Friedman, 28, enlisted in the army as a paramedic, against her parents’ wishes. 

“They disapproved because they are Orthodox,” she said, but they eventually came around. She served as a paramedic in Jenin, and then became an airborne paramedic, evacuating wounded soldiers from the battlefield. That was her role when the 2006 Second Lebanon War broke out, and she suffered the loss of two close friends also serving as paramedics, whose helicopter was blown up by a missile as it was leaving a battlefield. 

“I bore the pain to eulogize them at their funerals,” she said. 

Despite the kinds of things she saw during her service, she became emotional only as she described what happened after her army service, as she considered pursuing her dream to become a doctor —and realized she had no money for tuition.
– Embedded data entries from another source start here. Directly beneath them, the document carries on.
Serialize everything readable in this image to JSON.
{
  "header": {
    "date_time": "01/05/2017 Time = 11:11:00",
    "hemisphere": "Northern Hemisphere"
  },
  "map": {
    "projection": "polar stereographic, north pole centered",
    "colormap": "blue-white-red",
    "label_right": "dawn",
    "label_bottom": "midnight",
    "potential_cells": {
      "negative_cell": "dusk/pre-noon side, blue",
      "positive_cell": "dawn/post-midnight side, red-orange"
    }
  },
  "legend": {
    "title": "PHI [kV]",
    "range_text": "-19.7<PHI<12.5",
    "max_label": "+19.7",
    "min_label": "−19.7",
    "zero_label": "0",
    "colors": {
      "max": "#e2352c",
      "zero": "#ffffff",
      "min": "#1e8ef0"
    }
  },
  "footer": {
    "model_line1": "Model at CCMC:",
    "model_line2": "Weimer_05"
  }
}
Neither of her parents had degrees, and only her father was working. “Then someone told me about Impact!,” she said. “It changed my life.” 

Overcome, she had to stop and hold back her tears and compose herself. “They told me I could study and not worry about my finances, that they would be taken care of.” After three and a half years, she got a call from the university telling her she had a spot in medical school. 

“I cried and laughed at the same time,” Friedman said. “I couldn’t believe I was in medical school. I called back to check to make sure it was true.”

Maimon, 27, recalled the first time he ever heard of FIDF: after his unit of paratroopers, deployed to south Lebanon during the Second Lebanon War, ran out of clean underwear. “We were supposed to go for one week and we stayed for two months. One day we received a package of plastic bags filled with socks, underwear, toothbrush, toothpaste, soap — it was like pure gold for us. Clean underwear! Sorry, but we hadn’t changed in weeks. You know, I loved FIDF from the first time I saw that seal.”

Maimon’s family came to Israel from Morocco. “They had 14 children. They spoke Arabic, and they had beards. They looked strange. But when you serve in the IDF, in Israel that’s the main way to be accepted.” 

His uncles served during the 1973 Yom Kippur War — Chaim in the air force, Moshe as a paratrooper, and Michael as a tank driver. Michael died first, burned when his tank exploded. Three days later, Moshe died, shot in the head while saving his team during a battle. 

Maimon, named for his Uncle Moshe, grew up knowing he too would be a paratrooper. In fact, he said, all the boys among his 50 or so cousins went into combat units. “It was obvious to us that’s what we would do,” he said. “You may ask how could a mother who lost her brothers send her children to fight? That’s Israel.” 

When he finished his service, Maimon said, he couldn’t afford university. That’s when he had his second encounter with FIDF. 

“It seemed awesome,” he said. “All I had to do was volunteer 130 hours.” 

He volunteers with a nonprofit called Acharai (Follow me), helping teenagers on the street get ready for army service and, where possible, vouches for them even when they haven’t graduated from high school. 

“Nobody cares what they did in high school. In Israel, we care what you did in the army,” Maimon said. “I have two students who finished their army service, applied for Impact! to go to school, and they will go and volunteer and help the kids they used to be.”